In a Kenya Gazette notice dated March 7, commissioner of mines and geology Moses Masibo issued a fresh licence to the firm that has cut its prospecting area to about 351.1 acres.
“The (government) re-grants Cortec Mining Kenya Limited (PAW’s local subsidiary) a special mining licence to undertake prospecting and mining operations in Mrima Hill area, Kwale County,” reads part of the gazette notice.
The new licence has split the 351.1 acre piece of land into 47 specific spots in which the firm will carry out its prospecting and mining activities.
Section 17 of the Mining Act under which the fresh licence was issued also signals that the government reviewed other conditions including its period, labour, rents, royalties, and fees.
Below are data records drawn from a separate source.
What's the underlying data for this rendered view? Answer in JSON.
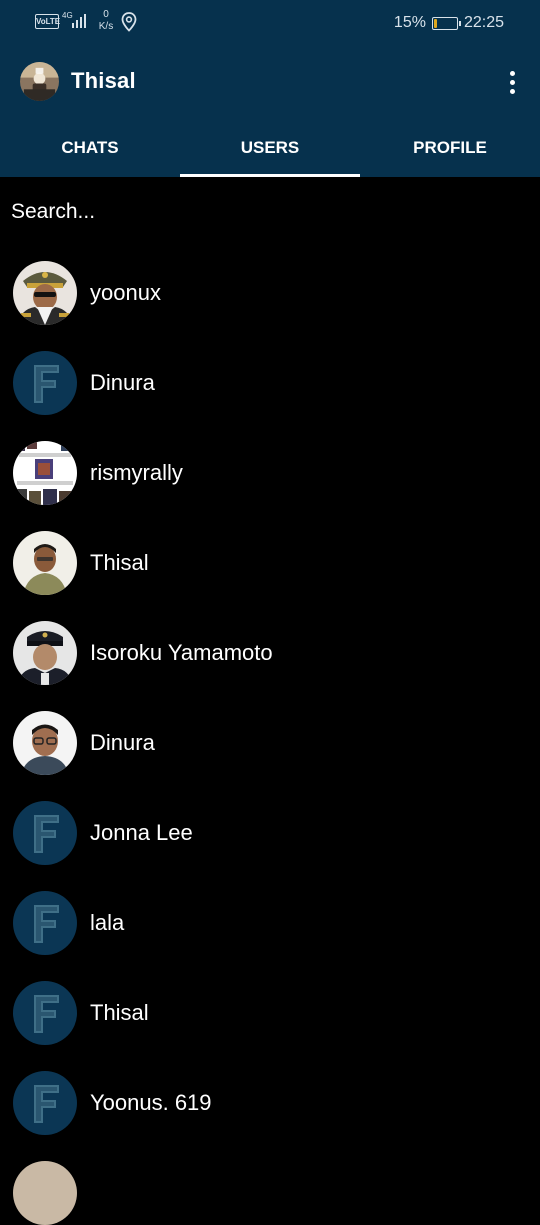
{
  "status_bar": {
    "volte": "VoLTE",
    "network": "4G",
    "speed_value": "0",
    "speed_unit": "K/s",
    "battery_percent": "15%",
    "battery_level": 0.15,
    "time": "22:25"
  },
  "toolbar": {
    "title": "Thisal",
    "menu_icon": "more-vert-icon"
  },
  "tabs": [
    {
      "label": "CHATS",
      "active": false
    },
    {
      "label": "USERS",
      "active": true
    },
    {
      "label": "PROFILE",
      "active": false
    }
  ],
  "search": {
    "placeholder": "Search..."
  },
  "users": [
    {
      "name": "yoonux",
      "avatar": "photo-officer"
    },
    {
      "name": "Dinura",
      "avatar": "default-f"
    },
    {
      "name": "rismyrally",
      "avatar": "photo-collage"
    },
    {
      "name": "Thisal",
      "avatar": "photo-selfie"
    },
    {
      "name": "Isoroku Yamamoto",
      "avatar": "photo-admiral"
    },
    {
      "name": "Dinura",
      "avatar": "photo-glasses"
    },
    {
      "name": "Jonna Lee",
      "avatar": "default-f"
    },
    {
      "name": "lala",
      "avatar": "default-f"
    },
    {
      "name": "Thisal",
      "avatar": "default-f"
    },
    {
      "name": "Yoonus. 619",
      "avatar": "default-f"
    }
  ],
  "colors": {
    "app_bar": "#06314d",
    "background": "#000000",
    "text": "#ffffff",
    "default_avatar_bg": "#0b3654",
    "default_avatar_letter": "#3f6f87"
  }
}
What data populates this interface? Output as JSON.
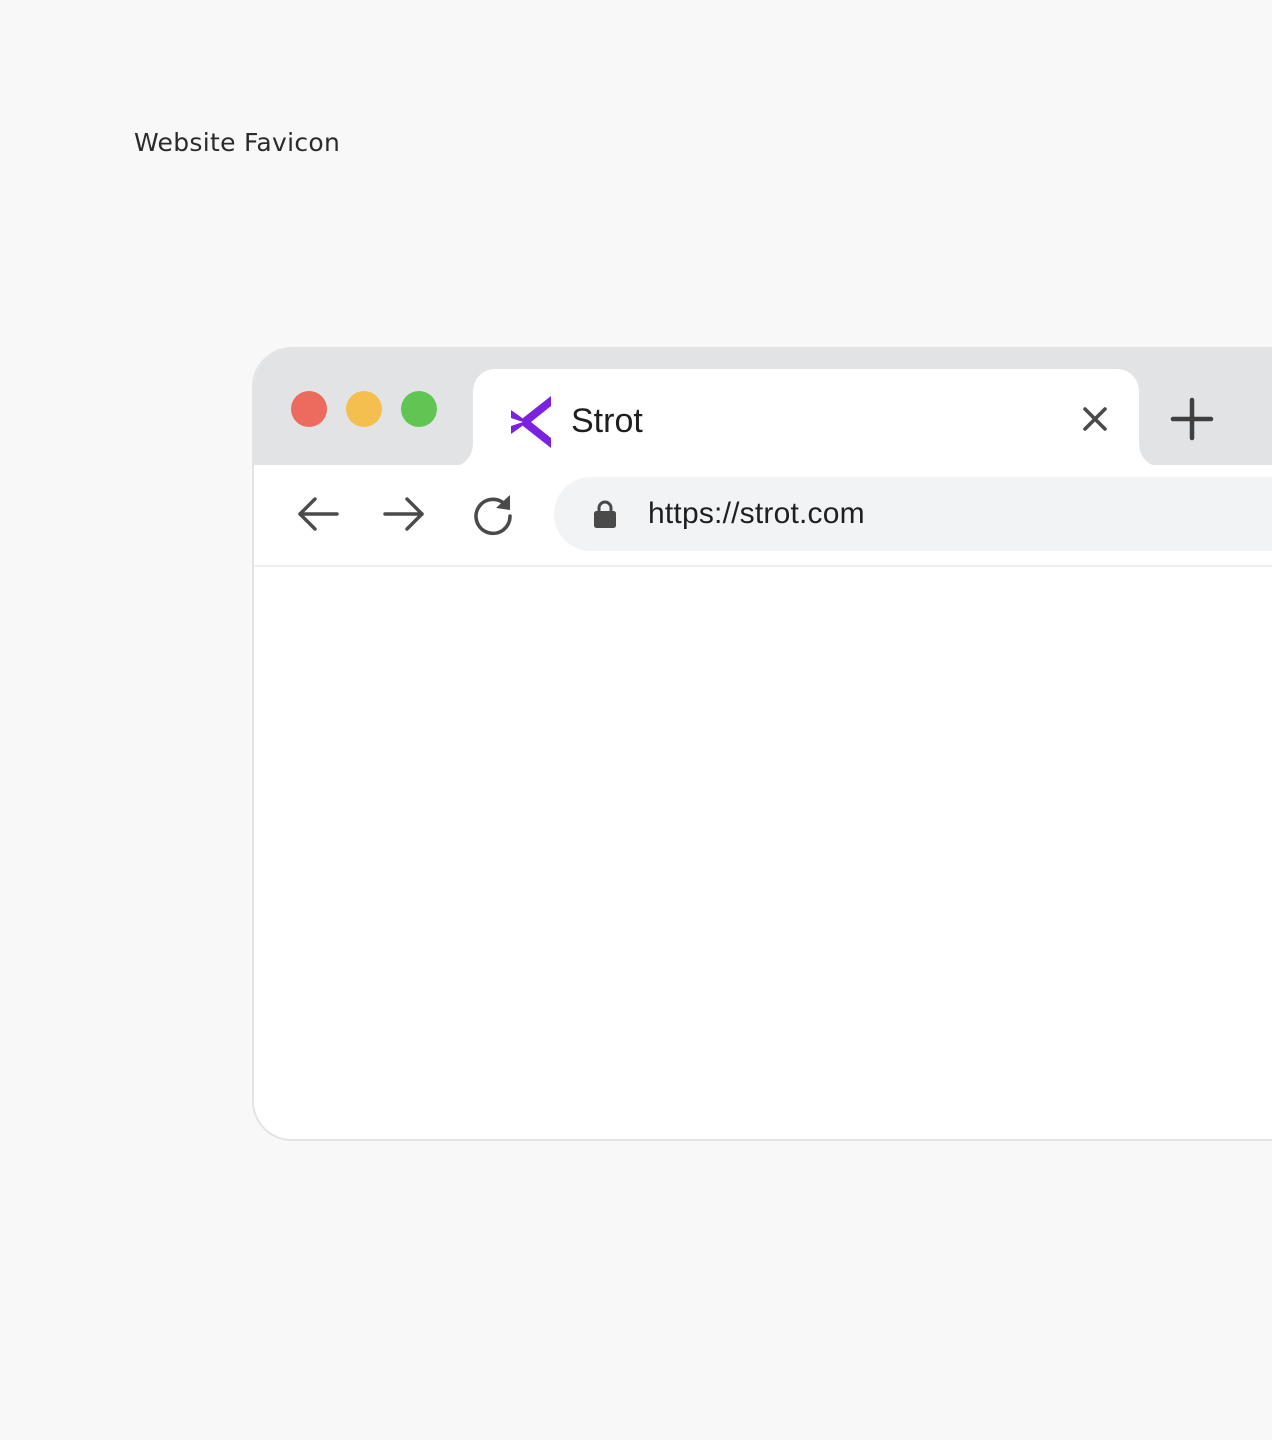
{
  "caption": "Website Favicon",
  "browser": {
    "tab": {
      "title": "Strot",
      "favicon": "strot-logo-icon",
      "close_icon": "close-icon"
    },
    "new_tab_icon": "plus-icon",
    "toolbar": {
      "back_icon": "arrow-left-icon",
      "forward_icon": "arrow-right-icon",
      "reload_icon": "reload-icon",
      "lock_icon": "lock-icon",
      "url": "https://strot.com"
    }
  },
  "colors": {
    "page_background": "#f8f8f8",
    "tabstrip": "#e2e3e5",
    "omnibox": "#f1f3f4",
    "traffic_red": "#ec6a5e",
    "traffic_yellow": "#f5bf4f",
    "traffic_green": "#61c554",
    "favicon_purple": "#7a22e0",
    "icon_gray": "#4a4a4a"
  }
}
The new licence comes after the Canadian firm on Tuesday said it will raise $1.5 (127.5 million) in a private placement for mining in its Kenyan operation.
(Read: Canada firm to raise Sh123m for rare earth mining)
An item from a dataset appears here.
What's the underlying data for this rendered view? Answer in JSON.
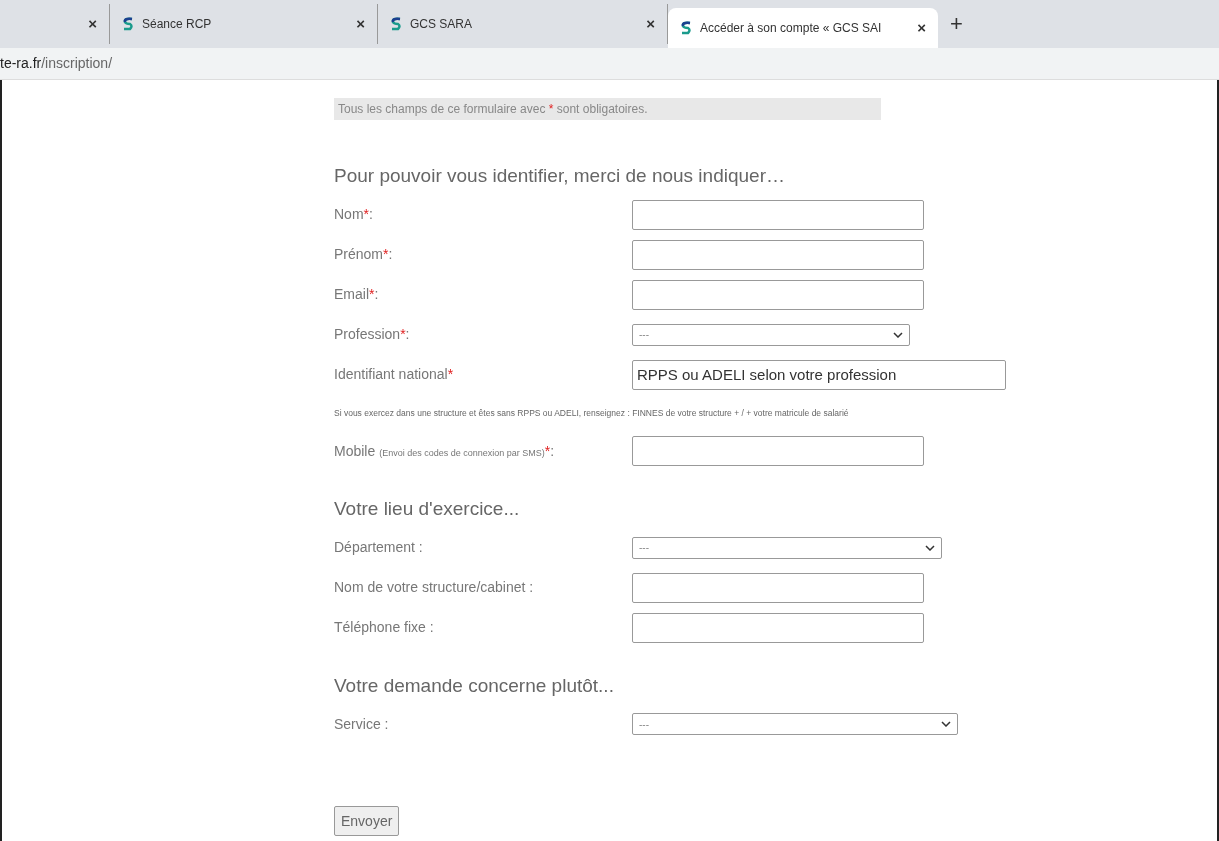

“The proceeds will be used to fund additional resource definition work ... at the Mrima Hill Project,” PAW said in a statement.
The company has a 70 per cent stake in Cortec Mining Kenya Limited whose niobium mining will see it supply mainly manufacturers of high-grade structural steel and superalloys that form the main consumer of the rare metal.
Cortec’s managing director David Anderson told Bloomberg that the company will start production of niobium in 2016. Output once at full capacity is expected to reach 2,900 metric tonnes to 3,600 tonnes of niobium concentrate a year, he said.
The deposit is estimated to hold the world’s sixth-largest reserve of the rare metal and it has an initial mine-life of 16 to 18 years, Anderson said.
Rare earths are vital in manufacturing high-tech electronics products such as specialised miniature nuclear batteries, laser repeaters, super conductors and miniature magnets. Niobium is used in high- temperature alloys for jet engines and to strengthen steel for cars, buildings and oil pipelines.
China, which accounts for an estimated 97 per cent of global rare earth supplies, has been tightening trade, sparking a jump in prices. Japan has been hard-hit by the scarcity and has been looking for other supply sources.